What I'm asking for is an example of invalid structure.

 

[JeffM]

2 is prime and 7 is prime entails that 2 + 7 is prime.

 

[ughaibu]

I'm asking for is an example of invalid structure

2 is prime and 7 is prime entails that 2 + 7 is prime.

So, what is the invalid structure?

 

[JeffM]

I'm asking for is an example of invalid structureSo, what is the invalid structure?

The invalid structure is

[MATH]q \land r \longrightarrow p.[/MATH]
And one way to demonstrate that it is an invalid structure is to give an example where true premises, in this case that 2 is a prime and that 7 is a prime, result in a false conclusion, namely that 7 + 2 = 9 = 3 * 3 is a prime.

 

[ughaibu]

The invalid structure is

[MATH]q \land r \longrightarrow p.[/MATH]

So, q∧r⟶p. is invalid.

 

[JeffM]

So, q∧r⟶p. is invalid.

Yes

 

[JeffM]

You cant just throw two propositions together and say that they entail some third proposition.

 

[ughaibu]

Wow, if q∧r⟶p is invalid, is there any valid structure?

 

[JeffM]

Yes.
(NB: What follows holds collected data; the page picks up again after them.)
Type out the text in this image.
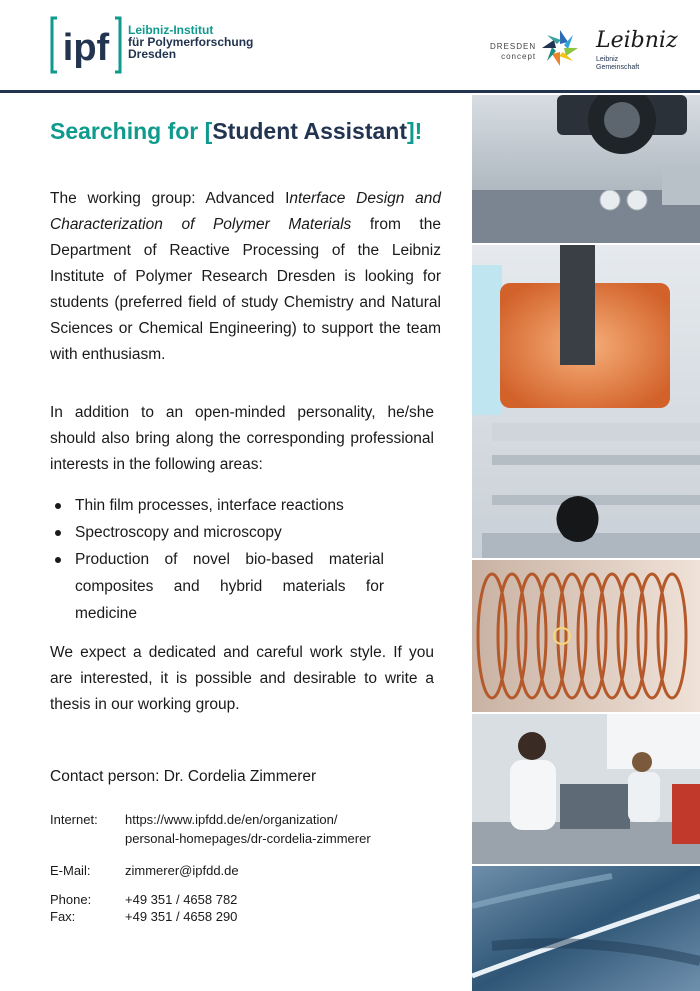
ipf Leibniz-Institut
für Polymerforschung
Dresden
DRESDEN
concept
Leibniz
Leibniz
Gemeinschaft
Searching for [Student Assistant]!
The working group: Advanced Interface Design and Characterization of Polymer Materials from the Department of Reactive Processing of the Leibniz Institute of Polymer Research Dresden is looking for students (preferred field of study Chemistry and Natural Sciences or Chemical Engineering) to support the team with enthusiasm.
In addition to an open-minded personality, he/she should also bring along the corresponding professional interests in the following areas:
Thin film processes, interface reactions
Spectroscopy and microscopy
Production of novel bio-based material composites and hybrid materials for medicine
We expect a dedicated and careful work style. If you are interested, it is possible and desirable to write a thesis in our working group.
Contact person: Dr. Cordelia Zimmerer
Internet:	https://www.ipfdd.de/en/organization/
personal-homepages/dr-cordelia-zimmerer
E-Mail:	zimmerer@ipfdd.de
Phone:	+49 351 / 4658 782
Fax:	+49 351 / 4658 290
Here is one.

[MATH]((m \longrightarrow n) \land m) \longrightarrow n.[/MATH]
Here is what it means in English:

If it is true that n is true whenever m is true and also m is true, then n is true.

Notice that nothing is said about what happens if either of the conditions precedent is false.

 

[ughaibu]

So, the structure is both valid and not valid.

 

[JeffM]

So, the structure is both valid and not valid.
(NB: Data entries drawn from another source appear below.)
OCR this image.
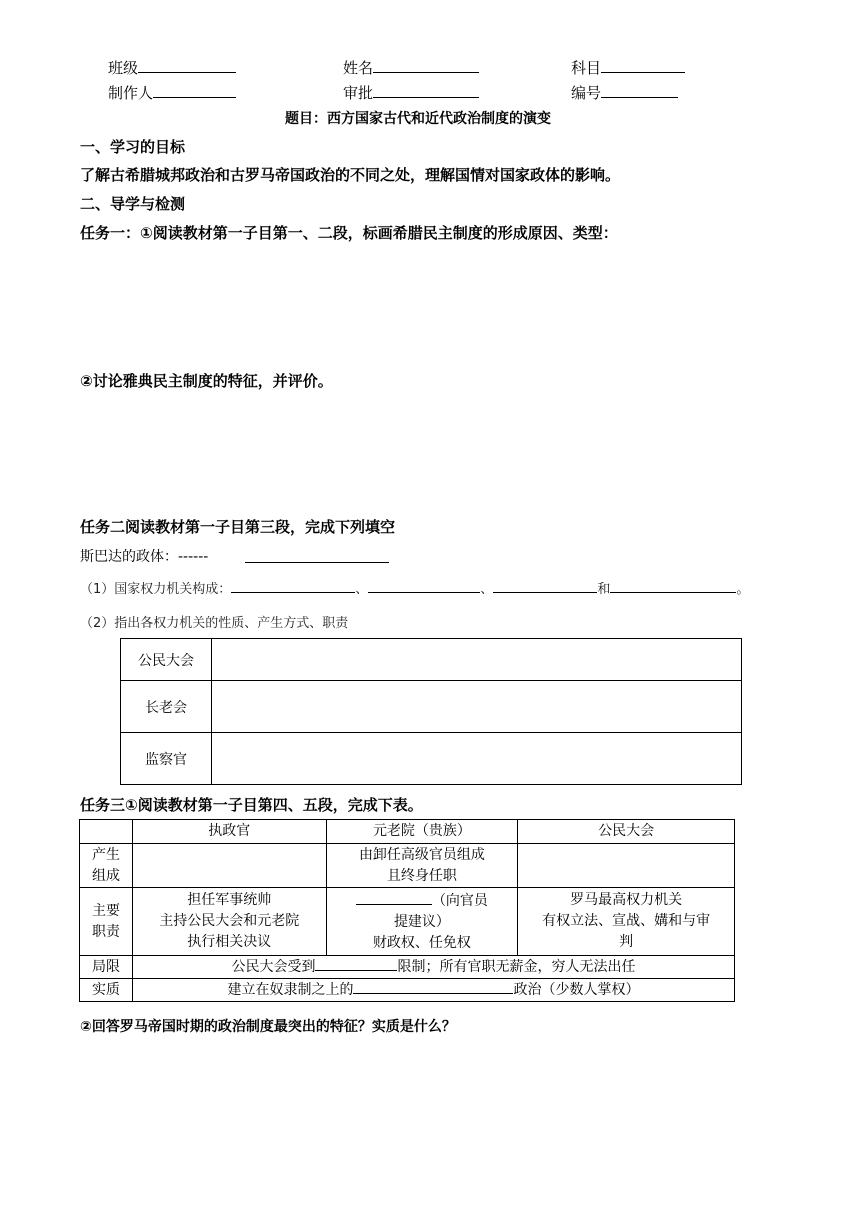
班级	姓名	科目
制作人	审批	编号
题目：西方国家古代和近代政治制度的演变
一、学习的目标
了解古希腊城邦政治和古罗马帝国政治的不同之处，理解国情对国家政体的影响。
二、导学与检测
任务一：①阅读教材第一子目第一、二段，标画希腊民主制度的形成原因、类型：
②讨论雅典民主制度的特征，并评价。
任务二阅读教材第一子目第三段，完成下列填空
斯巴达的政体：------
（1）国家权力机关构成：	、	、	和	。
（2）指出各权力机关的性质、产生方式、职责
公民大会	
长老会	
监察官	
任务三①阅读教材第一子目第四、五段，完成下表。
	执政官	元老院（贵族）	公民大会
产生
组成		由卸任高级官员组成
且终身任职	
主要
职责	担任军事统帅
主持公民大会和元老院
执行相关决议	（向官员
提建议）
财政权、任免权	罗马最高权力机关
有权立法、宣战、媾和与审
判
局限	公民大会受到 限制；所有官职无薪金，穷人无法出任		
实质	建立在奴隶制之上的 政治（少数人掌权）		
②回答罗马帝国时期的政治制度最突出的特征？实质是什么？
The structure??? I said one structure was not valid. I gave an entirely different structure that was valid.

 

[Dr.Peterson]

Wow, if q∧r⟶p is invalid, is there any valid structure?

I think you may be simply confusing "statement" with "argument". What you have here is merely a statement -- an assertion that q and r entails p, without proof. An argument is a series of statements (premises and a conclusion) that is intended to yield a true conclusion whenever its premises are true. You have to be able to demonstrate this (e.g. by a truth table) in order to call it valid.

A valid argument, for example, might be "q; r; q∧r⟶p; therefore p". Do you see the difference? If q and r are true, and the conditional statement is true, then p must be true.

 

[JeffM]

Here is another valid structure

[MATH]m \land n \longrightarrow n[/MATH]

 

[ughaibu]

The structure??? I said one structure was not valid. I gave an entirely different structure that was valid.

Okay, please quote the structures side by side and point out the relevant difference.

 

[JeffM]

[MATH](q \land r) \longrightarrow p[/MATH] is invalid.

[MATH]((q \longrightarrow p) \land q) \longrightarrow p[/MATH] is valid.

They are OBVIOUSLY not the same. For one thing, the first one has three different primitives indicated, p, q, and r, whereas the second has two primitives, p and q. For another thing, the first shows a single inference. The second shows two inferences.

 

[ughaibu]

I think you may be simply confusing "statement" with "argument".

It could be. It's nearly 7 in the morning and I'm quite drunk. I'll reply tomorrow.

 

[ughaibu]

They are OBVIOUSLY not the same.

Sure, but where are the cognates in my posts?

 

[JeffM]

Cognates? I do not have time for your nonsense.